My husband is giving lectures on infinity in our basement. It’s part of the reason I didn’t want to live with him. When an hour or so has passed, I go down there with a tray of cheese and crackers. “Most of us are vegan,” says a girl in the front row. Her hair, which has been tied up in little knots, is greasy. “Margie is making a gesture,” my husband says in the general direction of the girl, and I wonder what makes him think he can get her to understand. “She could have asked.” The girl is looking at something in her lap. “Just set it down over here.” My husband is pointing to the top of an antique dresser we are saving for when we have children. “Think about how little the clothes will be,” I remember him saying the morning we’d stayed home from work to wait for the delivery. I can feel the girl’s eyes following me as I turn around and walk up the stairs.

When another hour has passed and they’re still not through, I bring down a tray of finger sandwiches. They are filled with vegetables we grew in our garden. “Some of us are allergic to wheat,” the greasy girl says when she sees what I am holding. I imagine her so bloated she takes up two of the chairs we have arranged in a semicircle in the basement. “Maybe Margie will make you some wheat-free cookies if you ask nicely,” my husband says, again directing his comment near where the girl was sitting. She has gotten up from her chair and gone over to the cheese and crackers. She puts a piece of the cheese I have already sliced on top of one of the crackers, and puts it in her mouth. She repeats this process a few more times and then she begins shoving the remainder of the cheese and crackers into her mouth, not even bothering to arrange them first. My instinct is to turn and run, but I am glued to this girl who has is leaning over the dresser, her mouth open wide like a fish. My husband moves toward her with a trash can, but he is too late. I have taught him enough about antiques to know the vomit will eat away at the dresser, but he is too caught up in what the girl is doing to address that issue. She is headed toward the tray I am holding in both hands now, and she is stuffing the sandwiches into her mouth. The rest of the kids are staring at her and they look happy they didn’t miss today’s class.

The girl seems to favor the dresser because she back at that end of the room throwing up, and I cannot help it, I am unable to move. My husband is playing musical chairs again with the trash can, and again, he misses. When she is through getting sick, the girl clears her throat. It is clear she has an announcement of some sort to make. “This,” she says, standing on one of the empty chairs, “is what happens when you go around making thoughtless gestures.” I know the comment is directed at me, and I know that I should be angry, but I am in awe of this girl, her skirt hiked up so that her underwear are showing, a few strands of hair that have come loose hanging in front of her eyes. “I think that’s it for today,” my husband says, and the kids are beginning to gather their things. “Wait,” I say, more loudly than I’d meant to, and they are all turned around looking at me. “What about infinity?” I ask, and you can tell my husband is not happy with me. “The lecture is unending,” he says, motioning to the students that class is over.
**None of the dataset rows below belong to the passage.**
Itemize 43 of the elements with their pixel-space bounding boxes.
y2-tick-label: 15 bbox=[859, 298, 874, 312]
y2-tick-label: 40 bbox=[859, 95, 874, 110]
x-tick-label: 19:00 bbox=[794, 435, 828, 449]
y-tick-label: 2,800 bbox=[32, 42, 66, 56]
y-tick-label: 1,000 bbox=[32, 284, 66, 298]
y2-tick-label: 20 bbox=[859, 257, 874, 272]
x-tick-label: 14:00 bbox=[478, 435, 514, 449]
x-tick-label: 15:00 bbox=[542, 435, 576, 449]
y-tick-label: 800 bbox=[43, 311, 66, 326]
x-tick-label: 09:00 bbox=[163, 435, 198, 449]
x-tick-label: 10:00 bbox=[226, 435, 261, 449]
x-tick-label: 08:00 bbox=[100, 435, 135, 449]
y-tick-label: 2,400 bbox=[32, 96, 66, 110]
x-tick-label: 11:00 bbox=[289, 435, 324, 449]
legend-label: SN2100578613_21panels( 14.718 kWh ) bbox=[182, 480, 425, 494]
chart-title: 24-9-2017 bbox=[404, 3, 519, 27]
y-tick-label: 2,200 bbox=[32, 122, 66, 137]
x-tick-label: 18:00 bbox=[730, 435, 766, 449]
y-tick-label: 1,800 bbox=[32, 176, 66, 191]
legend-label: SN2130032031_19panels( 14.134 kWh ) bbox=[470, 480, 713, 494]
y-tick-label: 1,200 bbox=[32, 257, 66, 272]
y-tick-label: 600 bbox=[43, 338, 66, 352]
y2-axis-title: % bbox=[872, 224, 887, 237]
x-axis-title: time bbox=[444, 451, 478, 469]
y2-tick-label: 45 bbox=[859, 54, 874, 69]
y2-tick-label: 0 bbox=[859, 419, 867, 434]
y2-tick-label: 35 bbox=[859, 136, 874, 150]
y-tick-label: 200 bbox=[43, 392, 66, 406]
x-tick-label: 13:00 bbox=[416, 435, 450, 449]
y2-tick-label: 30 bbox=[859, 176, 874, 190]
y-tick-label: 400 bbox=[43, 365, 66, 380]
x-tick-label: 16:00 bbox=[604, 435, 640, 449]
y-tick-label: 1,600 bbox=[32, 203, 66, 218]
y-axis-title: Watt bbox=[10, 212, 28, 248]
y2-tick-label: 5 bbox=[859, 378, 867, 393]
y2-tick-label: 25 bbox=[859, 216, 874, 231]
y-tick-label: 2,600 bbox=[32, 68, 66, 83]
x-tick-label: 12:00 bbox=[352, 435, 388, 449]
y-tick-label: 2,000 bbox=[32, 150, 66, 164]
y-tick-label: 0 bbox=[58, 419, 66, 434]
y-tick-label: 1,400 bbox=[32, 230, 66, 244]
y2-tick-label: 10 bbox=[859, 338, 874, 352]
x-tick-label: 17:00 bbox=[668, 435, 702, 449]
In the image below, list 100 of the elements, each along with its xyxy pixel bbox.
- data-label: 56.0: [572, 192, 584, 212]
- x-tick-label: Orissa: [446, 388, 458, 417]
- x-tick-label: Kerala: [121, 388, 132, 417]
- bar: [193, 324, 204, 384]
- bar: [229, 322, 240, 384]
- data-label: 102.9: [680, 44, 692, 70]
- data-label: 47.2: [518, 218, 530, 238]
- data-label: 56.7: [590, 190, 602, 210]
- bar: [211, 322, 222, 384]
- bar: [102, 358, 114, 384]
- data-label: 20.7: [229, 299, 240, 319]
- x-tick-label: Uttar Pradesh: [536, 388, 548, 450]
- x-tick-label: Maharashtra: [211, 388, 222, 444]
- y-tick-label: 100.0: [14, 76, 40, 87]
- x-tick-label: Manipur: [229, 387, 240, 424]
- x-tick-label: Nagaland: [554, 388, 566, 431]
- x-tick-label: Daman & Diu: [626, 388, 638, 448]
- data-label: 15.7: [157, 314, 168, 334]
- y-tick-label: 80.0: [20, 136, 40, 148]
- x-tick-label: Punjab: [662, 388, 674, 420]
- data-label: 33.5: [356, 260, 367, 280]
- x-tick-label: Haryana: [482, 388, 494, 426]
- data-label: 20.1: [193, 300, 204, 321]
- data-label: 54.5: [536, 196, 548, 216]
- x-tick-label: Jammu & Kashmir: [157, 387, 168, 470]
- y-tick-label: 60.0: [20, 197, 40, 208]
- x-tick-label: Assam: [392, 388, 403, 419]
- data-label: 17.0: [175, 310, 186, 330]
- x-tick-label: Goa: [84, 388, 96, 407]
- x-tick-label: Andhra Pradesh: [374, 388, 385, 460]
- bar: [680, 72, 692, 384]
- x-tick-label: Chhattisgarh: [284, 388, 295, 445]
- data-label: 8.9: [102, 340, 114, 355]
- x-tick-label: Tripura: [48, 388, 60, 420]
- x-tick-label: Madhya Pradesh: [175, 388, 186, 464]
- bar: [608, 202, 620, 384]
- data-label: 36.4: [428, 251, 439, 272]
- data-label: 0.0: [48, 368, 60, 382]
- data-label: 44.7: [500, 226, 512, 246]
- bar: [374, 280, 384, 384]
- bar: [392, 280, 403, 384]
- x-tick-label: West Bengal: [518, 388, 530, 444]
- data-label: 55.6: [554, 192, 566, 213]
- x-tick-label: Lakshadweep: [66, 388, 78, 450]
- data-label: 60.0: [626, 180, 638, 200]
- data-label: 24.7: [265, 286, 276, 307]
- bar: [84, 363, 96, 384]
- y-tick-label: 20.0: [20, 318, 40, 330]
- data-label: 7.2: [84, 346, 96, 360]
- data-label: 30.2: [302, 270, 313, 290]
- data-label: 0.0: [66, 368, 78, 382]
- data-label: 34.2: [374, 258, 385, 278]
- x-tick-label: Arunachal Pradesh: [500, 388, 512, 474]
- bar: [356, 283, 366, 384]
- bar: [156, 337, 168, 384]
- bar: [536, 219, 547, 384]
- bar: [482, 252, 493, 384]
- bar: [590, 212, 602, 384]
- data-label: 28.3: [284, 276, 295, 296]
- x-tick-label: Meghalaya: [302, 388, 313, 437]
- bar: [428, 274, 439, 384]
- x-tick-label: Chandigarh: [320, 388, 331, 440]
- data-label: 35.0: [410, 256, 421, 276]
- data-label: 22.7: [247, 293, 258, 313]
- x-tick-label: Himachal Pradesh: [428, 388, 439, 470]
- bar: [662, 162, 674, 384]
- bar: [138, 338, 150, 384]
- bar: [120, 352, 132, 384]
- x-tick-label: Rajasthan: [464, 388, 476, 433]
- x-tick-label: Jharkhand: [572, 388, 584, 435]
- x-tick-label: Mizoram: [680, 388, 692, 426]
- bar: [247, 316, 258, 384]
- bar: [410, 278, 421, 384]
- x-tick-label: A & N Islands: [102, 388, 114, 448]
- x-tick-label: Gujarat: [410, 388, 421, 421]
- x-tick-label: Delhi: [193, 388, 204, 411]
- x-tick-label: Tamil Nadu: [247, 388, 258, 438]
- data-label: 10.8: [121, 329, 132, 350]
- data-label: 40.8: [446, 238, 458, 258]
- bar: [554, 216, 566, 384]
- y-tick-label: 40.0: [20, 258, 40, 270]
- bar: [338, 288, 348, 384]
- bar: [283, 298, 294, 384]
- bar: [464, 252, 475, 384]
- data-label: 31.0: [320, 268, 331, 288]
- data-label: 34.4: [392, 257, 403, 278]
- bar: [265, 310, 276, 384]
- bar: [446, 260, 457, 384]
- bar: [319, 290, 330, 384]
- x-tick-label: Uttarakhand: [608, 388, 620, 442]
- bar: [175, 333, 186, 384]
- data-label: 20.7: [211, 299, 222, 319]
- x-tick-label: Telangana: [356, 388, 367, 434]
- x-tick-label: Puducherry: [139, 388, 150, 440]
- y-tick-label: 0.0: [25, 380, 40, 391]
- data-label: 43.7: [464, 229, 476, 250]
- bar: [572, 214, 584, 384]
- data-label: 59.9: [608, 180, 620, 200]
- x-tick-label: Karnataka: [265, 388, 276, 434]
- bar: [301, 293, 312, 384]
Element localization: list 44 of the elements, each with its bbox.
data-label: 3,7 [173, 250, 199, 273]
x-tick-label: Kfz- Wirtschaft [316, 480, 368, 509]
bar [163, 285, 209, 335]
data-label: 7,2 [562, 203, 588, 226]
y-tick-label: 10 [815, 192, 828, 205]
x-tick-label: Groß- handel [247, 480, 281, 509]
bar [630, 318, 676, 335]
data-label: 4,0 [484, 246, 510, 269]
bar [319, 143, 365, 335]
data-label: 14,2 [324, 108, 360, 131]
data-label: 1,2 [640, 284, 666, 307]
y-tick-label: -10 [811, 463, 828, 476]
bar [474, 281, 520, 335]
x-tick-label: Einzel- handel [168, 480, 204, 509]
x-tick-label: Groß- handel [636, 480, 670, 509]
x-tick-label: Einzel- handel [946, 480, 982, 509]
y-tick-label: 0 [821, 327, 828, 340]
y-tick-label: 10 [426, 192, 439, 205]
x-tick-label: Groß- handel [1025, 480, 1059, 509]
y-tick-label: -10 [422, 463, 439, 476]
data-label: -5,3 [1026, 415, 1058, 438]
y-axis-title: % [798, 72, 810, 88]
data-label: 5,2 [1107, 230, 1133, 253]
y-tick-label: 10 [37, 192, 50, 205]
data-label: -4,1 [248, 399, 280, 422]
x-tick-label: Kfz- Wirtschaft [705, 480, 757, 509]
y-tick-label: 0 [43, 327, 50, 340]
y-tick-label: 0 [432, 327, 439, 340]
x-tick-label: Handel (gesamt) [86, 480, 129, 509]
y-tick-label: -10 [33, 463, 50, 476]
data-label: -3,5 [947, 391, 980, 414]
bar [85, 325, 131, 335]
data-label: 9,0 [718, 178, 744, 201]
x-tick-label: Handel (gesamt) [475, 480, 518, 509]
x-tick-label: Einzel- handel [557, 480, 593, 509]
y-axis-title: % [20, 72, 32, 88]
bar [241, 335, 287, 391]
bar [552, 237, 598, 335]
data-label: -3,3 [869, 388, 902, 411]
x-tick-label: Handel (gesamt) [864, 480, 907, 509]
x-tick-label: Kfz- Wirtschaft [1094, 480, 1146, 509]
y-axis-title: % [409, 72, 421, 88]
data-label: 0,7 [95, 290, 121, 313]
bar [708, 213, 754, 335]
When the last of the students has left and it is just my husband and me, he comes over to where I am standing in the kitchen. “Thanks for putting up with that,” he says, and I can tell he intends that to be the extent of the discussion. There is so much I want to ask him, about the girl, about the lecture, about whether he views me as being weak. Instead, I smile at him, tell him I am going to stop by the store before dinner. Had I learned anything from the scene in the basement, I would pull myself up so I was standing on one of the kitchen chairs, tell him I was boycotting dinner. “Your girlfriend ate it,” I would say, undoing my hair so that it was in front of my face and you could not tell that I was crying.